Nein. Beide können über das WordPress-Posts-System gespeichert werden, doch ein benutzerdefinierter Beitragstyp kann eigene Editor-Funktionen, Taxonomien, Berechtigungen, Metadaten, Archive, REST-Verhalten und Templates besitzen. Das Ziel sollte den Typ erhalten, der den geschäftlichen Zweck des Datensatzes repräsentiert.
Kann jede Source Category zu einer WordPress Category werden?
Nein. Die Gruppierung aus dem Quellsystem kann in eine Standard-Category, einen Tag, eine benutzerdefinierte Taxonomie, eine Commerce-Taxonomie, ein Navigationsmenü, ein Metadatenfeld, einen Plugin-Filter oder eine externe Klassifikation gehören. Die Wahl hängt davon ab, was die Gruppierung klassifiziert und wie das Ziel sie abfragen oder anzeigen muss.
Warum sind benutzerdefinierte WordPress-Felder beziehungsabhängig?

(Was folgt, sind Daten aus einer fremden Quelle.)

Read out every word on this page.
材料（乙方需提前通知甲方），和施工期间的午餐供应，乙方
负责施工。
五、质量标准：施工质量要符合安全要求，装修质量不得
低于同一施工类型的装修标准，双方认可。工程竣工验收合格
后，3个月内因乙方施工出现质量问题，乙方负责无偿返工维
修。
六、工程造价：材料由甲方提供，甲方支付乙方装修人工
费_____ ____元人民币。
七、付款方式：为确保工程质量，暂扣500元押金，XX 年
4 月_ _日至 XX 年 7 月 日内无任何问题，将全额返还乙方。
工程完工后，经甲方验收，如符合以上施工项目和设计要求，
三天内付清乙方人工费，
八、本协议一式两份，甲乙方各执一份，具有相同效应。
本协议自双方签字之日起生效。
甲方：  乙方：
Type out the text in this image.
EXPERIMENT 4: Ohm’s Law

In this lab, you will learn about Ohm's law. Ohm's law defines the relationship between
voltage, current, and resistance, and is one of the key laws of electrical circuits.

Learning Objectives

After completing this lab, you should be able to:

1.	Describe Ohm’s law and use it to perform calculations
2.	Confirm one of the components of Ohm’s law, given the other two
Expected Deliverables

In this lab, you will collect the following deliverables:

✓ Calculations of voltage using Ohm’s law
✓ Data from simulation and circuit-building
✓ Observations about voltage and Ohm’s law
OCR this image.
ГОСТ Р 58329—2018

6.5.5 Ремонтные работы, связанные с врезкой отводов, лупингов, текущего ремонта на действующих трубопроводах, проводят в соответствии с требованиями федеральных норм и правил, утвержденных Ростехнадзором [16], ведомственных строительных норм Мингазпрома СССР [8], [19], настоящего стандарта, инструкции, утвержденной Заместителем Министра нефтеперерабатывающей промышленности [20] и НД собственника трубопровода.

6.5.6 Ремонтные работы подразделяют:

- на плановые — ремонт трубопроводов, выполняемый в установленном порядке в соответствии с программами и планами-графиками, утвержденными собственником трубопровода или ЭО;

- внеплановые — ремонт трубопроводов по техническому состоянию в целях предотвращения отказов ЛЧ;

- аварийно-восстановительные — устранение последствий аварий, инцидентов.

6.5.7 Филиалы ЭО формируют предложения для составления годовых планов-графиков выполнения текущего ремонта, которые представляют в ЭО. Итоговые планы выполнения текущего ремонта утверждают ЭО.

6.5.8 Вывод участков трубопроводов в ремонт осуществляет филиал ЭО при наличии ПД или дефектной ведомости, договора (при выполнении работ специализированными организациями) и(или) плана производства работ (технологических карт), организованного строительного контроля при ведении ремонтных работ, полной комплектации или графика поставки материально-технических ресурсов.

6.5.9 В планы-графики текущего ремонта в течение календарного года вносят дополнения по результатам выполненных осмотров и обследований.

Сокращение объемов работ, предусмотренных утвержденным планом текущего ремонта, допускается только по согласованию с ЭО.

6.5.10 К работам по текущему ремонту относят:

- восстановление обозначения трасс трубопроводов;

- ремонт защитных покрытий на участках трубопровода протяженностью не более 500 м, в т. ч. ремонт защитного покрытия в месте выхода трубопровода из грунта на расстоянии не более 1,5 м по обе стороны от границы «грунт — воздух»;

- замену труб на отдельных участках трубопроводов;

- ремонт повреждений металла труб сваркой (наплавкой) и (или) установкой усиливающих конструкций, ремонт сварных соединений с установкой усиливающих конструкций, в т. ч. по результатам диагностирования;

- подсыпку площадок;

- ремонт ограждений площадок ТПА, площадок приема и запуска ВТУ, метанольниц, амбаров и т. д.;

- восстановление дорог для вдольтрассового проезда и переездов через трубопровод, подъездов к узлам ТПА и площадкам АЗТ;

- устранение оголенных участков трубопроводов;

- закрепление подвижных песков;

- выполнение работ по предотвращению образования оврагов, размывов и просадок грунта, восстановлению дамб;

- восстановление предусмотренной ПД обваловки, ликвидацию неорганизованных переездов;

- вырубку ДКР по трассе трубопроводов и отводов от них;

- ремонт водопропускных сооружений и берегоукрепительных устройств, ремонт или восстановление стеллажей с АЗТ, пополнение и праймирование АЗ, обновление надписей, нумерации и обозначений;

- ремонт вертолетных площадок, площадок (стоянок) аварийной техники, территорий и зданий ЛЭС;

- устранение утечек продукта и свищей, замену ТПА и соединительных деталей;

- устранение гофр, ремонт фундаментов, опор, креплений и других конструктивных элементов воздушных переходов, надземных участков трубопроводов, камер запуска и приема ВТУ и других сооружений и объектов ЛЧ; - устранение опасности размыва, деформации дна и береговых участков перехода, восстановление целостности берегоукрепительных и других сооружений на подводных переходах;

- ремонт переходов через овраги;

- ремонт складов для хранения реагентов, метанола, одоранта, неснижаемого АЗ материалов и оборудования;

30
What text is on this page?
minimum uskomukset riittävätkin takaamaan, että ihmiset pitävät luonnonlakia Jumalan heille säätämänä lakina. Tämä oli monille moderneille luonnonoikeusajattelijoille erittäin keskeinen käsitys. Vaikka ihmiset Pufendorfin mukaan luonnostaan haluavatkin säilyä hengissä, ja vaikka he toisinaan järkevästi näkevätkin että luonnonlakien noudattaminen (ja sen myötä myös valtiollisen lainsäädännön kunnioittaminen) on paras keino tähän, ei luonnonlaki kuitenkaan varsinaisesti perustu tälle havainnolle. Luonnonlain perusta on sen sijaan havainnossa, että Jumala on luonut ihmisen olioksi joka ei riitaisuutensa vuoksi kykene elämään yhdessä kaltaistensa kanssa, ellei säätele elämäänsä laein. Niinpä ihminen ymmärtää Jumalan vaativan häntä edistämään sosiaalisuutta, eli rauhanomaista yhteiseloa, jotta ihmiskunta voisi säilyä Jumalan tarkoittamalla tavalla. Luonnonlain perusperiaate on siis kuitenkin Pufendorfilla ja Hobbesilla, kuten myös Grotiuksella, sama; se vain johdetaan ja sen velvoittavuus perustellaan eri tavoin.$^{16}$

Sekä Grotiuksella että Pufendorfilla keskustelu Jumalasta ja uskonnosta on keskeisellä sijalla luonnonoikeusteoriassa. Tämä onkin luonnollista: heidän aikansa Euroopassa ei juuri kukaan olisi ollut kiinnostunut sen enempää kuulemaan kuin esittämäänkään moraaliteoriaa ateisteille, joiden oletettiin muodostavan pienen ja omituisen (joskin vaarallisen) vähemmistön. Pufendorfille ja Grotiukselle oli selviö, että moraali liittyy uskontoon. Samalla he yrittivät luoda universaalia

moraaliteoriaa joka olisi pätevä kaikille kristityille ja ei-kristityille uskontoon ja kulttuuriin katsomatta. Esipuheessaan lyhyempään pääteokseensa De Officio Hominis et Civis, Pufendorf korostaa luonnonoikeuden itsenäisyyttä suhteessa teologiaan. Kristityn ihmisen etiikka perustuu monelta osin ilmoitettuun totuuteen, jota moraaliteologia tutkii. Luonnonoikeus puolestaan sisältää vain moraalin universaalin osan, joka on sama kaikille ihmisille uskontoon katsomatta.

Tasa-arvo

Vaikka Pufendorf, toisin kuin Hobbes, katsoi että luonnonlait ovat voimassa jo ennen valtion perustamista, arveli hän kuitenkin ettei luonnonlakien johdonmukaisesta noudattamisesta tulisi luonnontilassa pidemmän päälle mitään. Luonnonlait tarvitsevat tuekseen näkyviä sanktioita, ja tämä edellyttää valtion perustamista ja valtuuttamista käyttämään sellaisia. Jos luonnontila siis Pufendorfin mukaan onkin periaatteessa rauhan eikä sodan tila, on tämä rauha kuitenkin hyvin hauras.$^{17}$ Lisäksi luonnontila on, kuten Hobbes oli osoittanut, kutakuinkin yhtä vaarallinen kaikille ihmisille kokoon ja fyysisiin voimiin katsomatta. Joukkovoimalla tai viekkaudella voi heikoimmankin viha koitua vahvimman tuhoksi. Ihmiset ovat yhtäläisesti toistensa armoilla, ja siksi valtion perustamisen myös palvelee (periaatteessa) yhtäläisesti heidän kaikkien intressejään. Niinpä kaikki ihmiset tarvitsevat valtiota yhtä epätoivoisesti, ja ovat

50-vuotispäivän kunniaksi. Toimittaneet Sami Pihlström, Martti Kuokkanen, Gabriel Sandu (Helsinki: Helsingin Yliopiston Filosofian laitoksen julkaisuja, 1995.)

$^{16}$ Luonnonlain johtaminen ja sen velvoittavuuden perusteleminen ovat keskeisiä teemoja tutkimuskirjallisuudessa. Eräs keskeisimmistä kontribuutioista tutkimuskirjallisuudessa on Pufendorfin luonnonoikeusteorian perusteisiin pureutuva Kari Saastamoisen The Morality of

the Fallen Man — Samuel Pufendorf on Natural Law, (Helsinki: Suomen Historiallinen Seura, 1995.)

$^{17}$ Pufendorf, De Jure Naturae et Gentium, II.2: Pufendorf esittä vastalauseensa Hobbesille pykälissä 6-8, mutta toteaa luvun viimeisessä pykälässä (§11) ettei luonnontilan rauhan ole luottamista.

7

Ein benutzerdefiniertes Feld kann einen Literalwert, die ID eines anderen Datensatzes, eine Attachment-Referenz, einen Begriff, einen Benutzer, eine serialisierte Struktur oder Plugin-Zustand enthalten. Wird nur der sichtbare Wert kopiert, ohne Beziehung oder Felddefinition zu übertragen, können die Zieldaten unbrauchbar werden.
Besitzen Themes und Page Builder die zugrunde liegenden Geschäftsdatensätze?
In der Regel nicht. Sie besitzen Darstellungsstrukturen, Templates, Styles und Layoutreferenzen. CMS Page, Blog Post, Product, Veranstaltung, Listing oder anderes Objekt bleiben WordPress Core oder dem zuständigen Plugin zugeordnet, auch wenn ein Builder ihre Darstellung steuert.
Sollten WooCommerce Products wie gewöhnliche WordPress Posts behandelt werden?
Nein. WooCommerce kann WordPress-Infrastruktur nutzen, doch Products, Varianten, Customers, Orders, Coupons, Bestand, Zahlung, Versand, Tax und Erweiterungen gehören zum WooCommerce-Commerce-Modell. Ihre Beziehungen müssen commercebezogen interpretiert werden.
Wann gehören WordPress-Daten in eine benutzerdefinierte Tabelle oder ein externes System statt in einen Beitragstyp?
Der Eigentümer wird durch die Anwendung bestimmt, die den Datensatz verwaltet. Transaktionen mit hohem Volumen, spezialisierte Historien, komplexe Viele-zu-viele-Beziehungen, Integrationslogs oder domänenspezifische Abläufe können in Plugin-Tabellen oder externen Plattformen liegen. Das Migrationsmodell sollte das Objekt und seine Referenzen erhalten, ohne es in einen generischen Post zu zwingen, nur weil WordPress das Website-Framework ist.